America is an automobile society. We live our lives through our cars, be it for commuting to work, shopping or simply meeting friends for a drink. Besides getting to and from work, many make their livings with their cars: Real Estate agents depend upon their cars on a daily basis. Those who deliver our goods usually use trucks to bring products to retailers. Try to get around in New York without a vehicle and you’ll understand that the U.S. turns on four wheels. We simply cannot lead our lives as we’ve become accustomed without our vehicles.
Gasoline Runs America
Despite the desires of those on the left there is simply no practical alternative to gasoline at this time. Electric automobiles are expensive and have yet to prove themselves. The electricity consumed in electric vehicles is usually produced by burning fossil fuels so the real “green” nature of the vehicles is dubious at best. Natural gas might be an effective alternative but even if every car maker immediately converted their engines to burn natural gas it would be decades before a majority of vehicles burned a fuel other than gasoline. Facts are facts: we need gasoline for the foreseeable future.
Nothing hits consumers as hard as watching precious dollars squandered when filling up with gasoline. Artificially inflated gasoline prices are a major thorn in the side of every mobile American and the blame always goes directly to the Oval Office. The only thing that might anger folks more than the price of gasoline at the pump is an administration that touts “significant progress” in reducing foreign oil imports and increasing domestic oil and gas production while prices soar.
A report by six federal agencies released Monday claims the United States reduced net imports of crude oil last year by 10 percent, or 1 million barrels a day. The U.S. now imports 45 percent of its petroleum, down from 57 percent in 2008, and is on track, according to the Obama Administration, to meet the president’s goal of reducing oil imports by one-third over the next decade.
Imports have fallen for a number of reasons: the economic downturn has played a large part, but also increases in domestic oil production in recent years; however production increases have little to do with action by the current administration. The major source of new production in the U.S. has come from leases on private land that is not controlled by the federal government. Production on federal land has fallen steadily over the past few years. The Obama Administration has reduced oil exploration leases on government land by over 11 percent since they took office.
The report went on to state that U.S. crude oil production increased by an estimated 120,000 barrels a day last year over 2010, with current production of about 5.6 million barrels a day.
Gasoline Prices Affect the President’s Numbers
In an election year where the current White House is troubled by stubbornly high unemployment and a weak economy, high gasoline prices could be the final blow to Mr. Obama’s re-election bid. A new poll shows that mounting frustration with the president’s handling of the economy, driven in part by a sense that he can influence gasoline prices, has eroded Obama’s approval rating.

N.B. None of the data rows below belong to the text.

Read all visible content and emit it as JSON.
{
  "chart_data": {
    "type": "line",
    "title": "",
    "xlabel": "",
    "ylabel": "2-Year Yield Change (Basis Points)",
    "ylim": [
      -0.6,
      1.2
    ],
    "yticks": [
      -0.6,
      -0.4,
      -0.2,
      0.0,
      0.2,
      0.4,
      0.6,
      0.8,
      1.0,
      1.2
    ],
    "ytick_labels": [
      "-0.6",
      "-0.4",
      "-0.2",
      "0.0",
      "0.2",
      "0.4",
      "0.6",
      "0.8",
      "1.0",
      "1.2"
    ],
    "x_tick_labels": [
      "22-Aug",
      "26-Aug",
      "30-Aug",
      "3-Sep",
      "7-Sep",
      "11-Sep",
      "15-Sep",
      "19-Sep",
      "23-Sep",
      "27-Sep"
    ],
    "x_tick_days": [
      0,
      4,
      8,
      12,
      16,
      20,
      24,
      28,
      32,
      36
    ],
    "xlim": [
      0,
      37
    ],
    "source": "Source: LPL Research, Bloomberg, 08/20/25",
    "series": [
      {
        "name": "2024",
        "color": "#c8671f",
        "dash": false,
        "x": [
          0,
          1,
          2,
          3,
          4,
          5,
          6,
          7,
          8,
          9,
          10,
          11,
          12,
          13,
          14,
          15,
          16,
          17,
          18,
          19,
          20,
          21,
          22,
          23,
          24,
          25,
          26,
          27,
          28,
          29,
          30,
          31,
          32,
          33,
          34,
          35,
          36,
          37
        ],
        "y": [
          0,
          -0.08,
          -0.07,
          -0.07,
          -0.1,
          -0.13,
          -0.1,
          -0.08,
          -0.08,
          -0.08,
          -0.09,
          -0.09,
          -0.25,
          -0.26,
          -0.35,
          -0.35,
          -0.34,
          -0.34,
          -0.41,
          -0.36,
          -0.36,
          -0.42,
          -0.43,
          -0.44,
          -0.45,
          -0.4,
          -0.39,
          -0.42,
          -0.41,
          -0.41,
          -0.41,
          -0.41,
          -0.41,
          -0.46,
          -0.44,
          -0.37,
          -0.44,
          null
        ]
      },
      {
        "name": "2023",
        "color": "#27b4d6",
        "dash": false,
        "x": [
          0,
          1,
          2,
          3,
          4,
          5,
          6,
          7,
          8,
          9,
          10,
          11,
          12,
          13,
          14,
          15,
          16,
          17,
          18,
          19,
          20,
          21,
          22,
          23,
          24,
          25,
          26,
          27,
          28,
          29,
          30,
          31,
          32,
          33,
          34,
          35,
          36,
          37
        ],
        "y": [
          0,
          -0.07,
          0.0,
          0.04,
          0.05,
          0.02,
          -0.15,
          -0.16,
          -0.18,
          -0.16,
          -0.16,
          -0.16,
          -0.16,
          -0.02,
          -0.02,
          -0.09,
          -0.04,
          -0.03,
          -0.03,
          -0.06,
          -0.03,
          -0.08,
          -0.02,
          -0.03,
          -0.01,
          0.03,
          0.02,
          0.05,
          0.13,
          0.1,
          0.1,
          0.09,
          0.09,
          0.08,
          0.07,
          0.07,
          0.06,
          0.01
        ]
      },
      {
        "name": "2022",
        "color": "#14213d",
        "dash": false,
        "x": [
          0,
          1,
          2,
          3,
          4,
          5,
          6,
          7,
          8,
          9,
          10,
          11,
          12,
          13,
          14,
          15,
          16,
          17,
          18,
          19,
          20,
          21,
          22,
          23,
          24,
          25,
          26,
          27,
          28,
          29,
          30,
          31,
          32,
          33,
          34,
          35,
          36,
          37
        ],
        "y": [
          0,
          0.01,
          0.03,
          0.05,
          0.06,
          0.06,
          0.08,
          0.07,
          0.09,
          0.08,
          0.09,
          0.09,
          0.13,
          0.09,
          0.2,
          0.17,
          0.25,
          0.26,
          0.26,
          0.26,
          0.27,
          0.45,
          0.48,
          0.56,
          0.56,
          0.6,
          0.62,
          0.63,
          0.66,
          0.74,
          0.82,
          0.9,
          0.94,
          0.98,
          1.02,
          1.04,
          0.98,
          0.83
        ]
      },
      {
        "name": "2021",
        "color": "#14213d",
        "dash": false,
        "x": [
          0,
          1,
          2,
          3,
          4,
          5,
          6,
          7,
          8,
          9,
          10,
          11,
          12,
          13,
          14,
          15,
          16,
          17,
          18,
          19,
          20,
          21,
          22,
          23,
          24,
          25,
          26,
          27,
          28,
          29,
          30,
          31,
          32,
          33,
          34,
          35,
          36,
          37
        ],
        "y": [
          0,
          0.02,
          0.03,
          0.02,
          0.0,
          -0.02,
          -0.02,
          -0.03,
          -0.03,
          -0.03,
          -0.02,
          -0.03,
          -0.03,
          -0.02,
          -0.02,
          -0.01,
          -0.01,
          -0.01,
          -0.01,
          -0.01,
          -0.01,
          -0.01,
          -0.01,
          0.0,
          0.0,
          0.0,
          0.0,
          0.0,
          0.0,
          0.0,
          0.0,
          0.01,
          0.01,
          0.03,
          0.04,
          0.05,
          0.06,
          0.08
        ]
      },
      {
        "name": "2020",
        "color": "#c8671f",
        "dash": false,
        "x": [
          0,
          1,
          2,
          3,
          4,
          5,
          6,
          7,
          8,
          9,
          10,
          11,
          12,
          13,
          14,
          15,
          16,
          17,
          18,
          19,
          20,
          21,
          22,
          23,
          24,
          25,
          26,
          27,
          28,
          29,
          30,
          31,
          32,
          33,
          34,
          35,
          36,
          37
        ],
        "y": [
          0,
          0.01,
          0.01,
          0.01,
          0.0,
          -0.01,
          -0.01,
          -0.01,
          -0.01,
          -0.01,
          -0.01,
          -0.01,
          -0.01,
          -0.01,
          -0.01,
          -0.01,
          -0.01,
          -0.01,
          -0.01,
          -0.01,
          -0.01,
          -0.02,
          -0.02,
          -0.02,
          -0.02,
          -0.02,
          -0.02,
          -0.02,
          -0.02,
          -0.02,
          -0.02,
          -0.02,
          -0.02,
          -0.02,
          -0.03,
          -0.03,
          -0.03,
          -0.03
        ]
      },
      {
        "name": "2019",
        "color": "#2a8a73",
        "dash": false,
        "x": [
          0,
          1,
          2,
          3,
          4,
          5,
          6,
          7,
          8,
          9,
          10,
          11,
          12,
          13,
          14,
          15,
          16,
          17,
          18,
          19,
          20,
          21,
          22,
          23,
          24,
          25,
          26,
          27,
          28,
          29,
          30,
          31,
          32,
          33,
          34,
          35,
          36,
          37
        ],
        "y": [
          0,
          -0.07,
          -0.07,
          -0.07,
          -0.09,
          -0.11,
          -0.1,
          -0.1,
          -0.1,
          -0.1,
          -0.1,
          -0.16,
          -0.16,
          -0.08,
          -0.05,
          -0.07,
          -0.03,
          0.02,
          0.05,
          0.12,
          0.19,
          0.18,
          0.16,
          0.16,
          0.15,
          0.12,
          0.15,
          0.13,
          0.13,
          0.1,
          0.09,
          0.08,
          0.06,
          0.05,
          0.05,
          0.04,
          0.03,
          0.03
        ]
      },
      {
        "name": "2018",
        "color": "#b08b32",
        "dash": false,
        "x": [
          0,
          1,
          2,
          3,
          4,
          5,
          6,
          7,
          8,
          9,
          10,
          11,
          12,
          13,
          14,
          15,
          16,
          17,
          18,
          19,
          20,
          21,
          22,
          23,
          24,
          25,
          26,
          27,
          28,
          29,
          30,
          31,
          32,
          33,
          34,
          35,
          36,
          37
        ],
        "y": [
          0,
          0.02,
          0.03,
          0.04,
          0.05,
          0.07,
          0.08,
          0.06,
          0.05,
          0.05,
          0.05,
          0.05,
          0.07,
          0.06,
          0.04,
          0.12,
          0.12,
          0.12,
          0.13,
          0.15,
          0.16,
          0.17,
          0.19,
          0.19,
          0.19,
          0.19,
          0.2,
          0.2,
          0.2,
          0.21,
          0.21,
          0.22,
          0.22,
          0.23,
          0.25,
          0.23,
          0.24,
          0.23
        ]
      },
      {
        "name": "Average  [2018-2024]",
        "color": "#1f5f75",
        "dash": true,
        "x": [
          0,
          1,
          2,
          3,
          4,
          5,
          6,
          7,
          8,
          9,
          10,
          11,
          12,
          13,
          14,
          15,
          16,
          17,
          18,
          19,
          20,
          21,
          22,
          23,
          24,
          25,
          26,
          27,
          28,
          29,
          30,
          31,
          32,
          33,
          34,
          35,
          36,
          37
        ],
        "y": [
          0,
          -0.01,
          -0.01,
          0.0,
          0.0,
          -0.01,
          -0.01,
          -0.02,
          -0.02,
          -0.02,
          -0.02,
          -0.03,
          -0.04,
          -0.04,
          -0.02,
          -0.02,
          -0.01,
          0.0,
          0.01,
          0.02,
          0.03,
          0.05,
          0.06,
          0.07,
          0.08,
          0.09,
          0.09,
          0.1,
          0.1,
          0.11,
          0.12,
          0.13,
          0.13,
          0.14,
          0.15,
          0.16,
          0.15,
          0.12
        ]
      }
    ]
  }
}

A Washington Post/ABC poll found that 46 percent of people surveyed approved of Obama’s job performance, while 50 percent disapproved, reversing gains the president made with recent job numbers. The rapid turnaround points to the recent increases in gasoline prices and the president’s cancellation of the Keystone XL Pipeline project that would’ve substantially increased friendly oil available to the U.S. market.
The poll showed that 65 percent of those surveyed disapproved of the president’s handling of gasoline prices; a devastating number in an election year.
White the administration’s report touted improvements in the overall energy picture, citing initiatives such as the higher fuel efficiency of passenger cars, renewable energy output and improved weatherization of homes, nothing directly affects American’s daily lives more than the numbers on the gasoline pump.
Much of the decreases in oil imports can be directly tied to a still-anemic economy and any boost in domestic oil and gas production is the result of decisions made during the George W. Bush administration.
The report, titled “The Blueprint for a Secure Energy Future,” says, “We’re experiencing yet another painful reminder of why developing new American energy is so critical to our future.”
A recent Gallup poll showed that a majority of Americans are convinced that Obama and Congress could do more to reduce gasoline prices. As long as the public believes the government is not doing all that it can to cut the pain-at-the-pump, positive administration reports will have little effect.
If every possible oil resource within the United States was tapped it’s still unlikely that we could eliminate the need for foreign sources. Mr. Obama’s unwillingness to use the abundant resources of our largest trading partner, Canada, and the reduction in federal oil leases offers the GOP added fuel for the fall campaign at a time when the president already has clearly defined vulnerabilities.
It cannot be overstated how gasoline prices affect the economy. The cost of everything we buy is directly tied to transportation costs and high gasoline prices flow down to the pockets of consumers not only at the pump, but at the store as well. Businesses are hard hit by rising fuel costs and many may be forced to make workforce decisions based on increased fuel expenses. High fuel prices create a depressive effect on an already frail economy and if the predictions are correct the pressure on economic growth due could deal a harsh blow to the president at the worst time possible solidifying the GOP message that the president is incompetent in matters of the economy.